Hanzou
Grandmaster
- Joined
- Sep 29, 2013
- Messages
- 6,770
- Reaction score
- 1,330
Again, and no disrespect if I get this wrong, but your comments don't seem to imply much real world experience here. OK, appreciate what I should say is, that it does not reflect much, or any, of "my" experience.
8 years (not consistently due to injury and life). Just got my purple in July.
Have you ever competed in bjj and at what level?
A couple of times at white belt, and a few times while blue. Stopped due to injury in my knee.
I only ask to try and get a flavour of where you are coming from?
It's the backyard wrestlers off the street that come into the dojo which are the ones you often need to watch. Yes, you would expect a senior bjj or wrestling instructor through superior skill, endurance, fight discipline to overcome such a person. But it is the unknown quantities from other styles or off the street as you put it, that can surprise you or catch you off guard sometimes due to their unorthodox fighting style or irregular/unexpected (ie not doing what most bjj practitioners would do in response to such a move) responses.

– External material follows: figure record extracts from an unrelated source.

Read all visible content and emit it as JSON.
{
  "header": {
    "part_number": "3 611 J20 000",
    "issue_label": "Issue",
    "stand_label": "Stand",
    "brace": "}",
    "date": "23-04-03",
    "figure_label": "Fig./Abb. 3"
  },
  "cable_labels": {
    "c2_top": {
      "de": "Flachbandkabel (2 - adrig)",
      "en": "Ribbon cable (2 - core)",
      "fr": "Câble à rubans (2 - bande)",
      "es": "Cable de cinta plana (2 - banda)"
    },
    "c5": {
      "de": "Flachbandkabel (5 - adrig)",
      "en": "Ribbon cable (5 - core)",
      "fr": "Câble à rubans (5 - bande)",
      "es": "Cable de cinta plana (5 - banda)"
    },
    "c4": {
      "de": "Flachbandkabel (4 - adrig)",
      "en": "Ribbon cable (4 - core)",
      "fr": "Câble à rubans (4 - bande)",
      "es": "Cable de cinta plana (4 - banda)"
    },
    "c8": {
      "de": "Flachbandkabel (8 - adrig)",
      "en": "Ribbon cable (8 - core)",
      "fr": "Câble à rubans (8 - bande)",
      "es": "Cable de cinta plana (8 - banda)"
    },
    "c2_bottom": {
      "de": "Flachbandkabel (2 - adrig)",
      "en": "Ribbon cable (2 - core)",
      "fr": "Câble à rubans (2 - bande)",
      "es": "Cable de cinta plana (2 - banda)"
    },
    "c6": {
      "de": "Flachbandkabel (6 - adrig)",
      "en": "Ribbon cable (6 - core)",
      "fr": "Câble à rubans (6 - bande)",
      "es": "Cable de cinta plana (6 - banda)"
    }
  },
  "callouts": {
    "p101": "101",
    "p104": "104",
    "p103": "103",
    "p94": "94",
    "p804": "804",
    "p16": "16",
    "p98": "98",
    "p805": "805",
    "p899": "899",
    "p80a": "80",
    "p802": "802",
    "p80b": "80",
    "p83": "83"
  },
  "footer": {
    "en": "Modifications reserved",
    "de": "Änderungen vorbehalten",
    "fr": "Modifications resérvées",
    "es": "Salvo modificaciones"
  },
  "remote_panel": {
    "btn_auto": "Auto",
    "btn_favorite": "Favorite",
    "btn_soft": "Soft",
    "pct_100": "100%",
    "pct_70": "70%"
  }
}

You should also know in fighting not to pre-judge a book by its cover.
Unless your implication that by being a "back-street wrestler" is that the individual is lacking in actual fighting ability and/or in physical capability?
You may be disappointed in your instructor if they patently underestimated this type and thus tapped out but to lose a fight to such may cause a few raised eyebrows but would not, I hope, lose respect in the eyes of your peers or club colleagues (...unless perhaps if each peer then went on to wipe the floor with the guy and with ease, again, that would raise some questions). More likely, I would expect them to have a laugh about what a handful said street brawler/wrestler was and possibly ask for a match-up themselves, provided he had fought "cleanly".
Now in a strike context, I would use the analogy of someone like Kimbo Slice or Lenny McLean in his prime coming into a striking club, any heavy weight practitioners in said club that were to mix it with them would need to be very cautious with such. There is more than likely an equivalent analogy with wrestlers.
The culture is a bit hard to explain. I suppose if you were "brought up" in such a Bjj system like I was it would be a bit more understandable. I wouldn't say its ego per say. The simplest way I can say it is that you don't want to be from a school that produces soft black belts. If a couple of black belt visit your school and get tapped by blue belts, that simply looks bad on the school where their coming from, and word gets around pretty quickly that school X is producing soft black belts.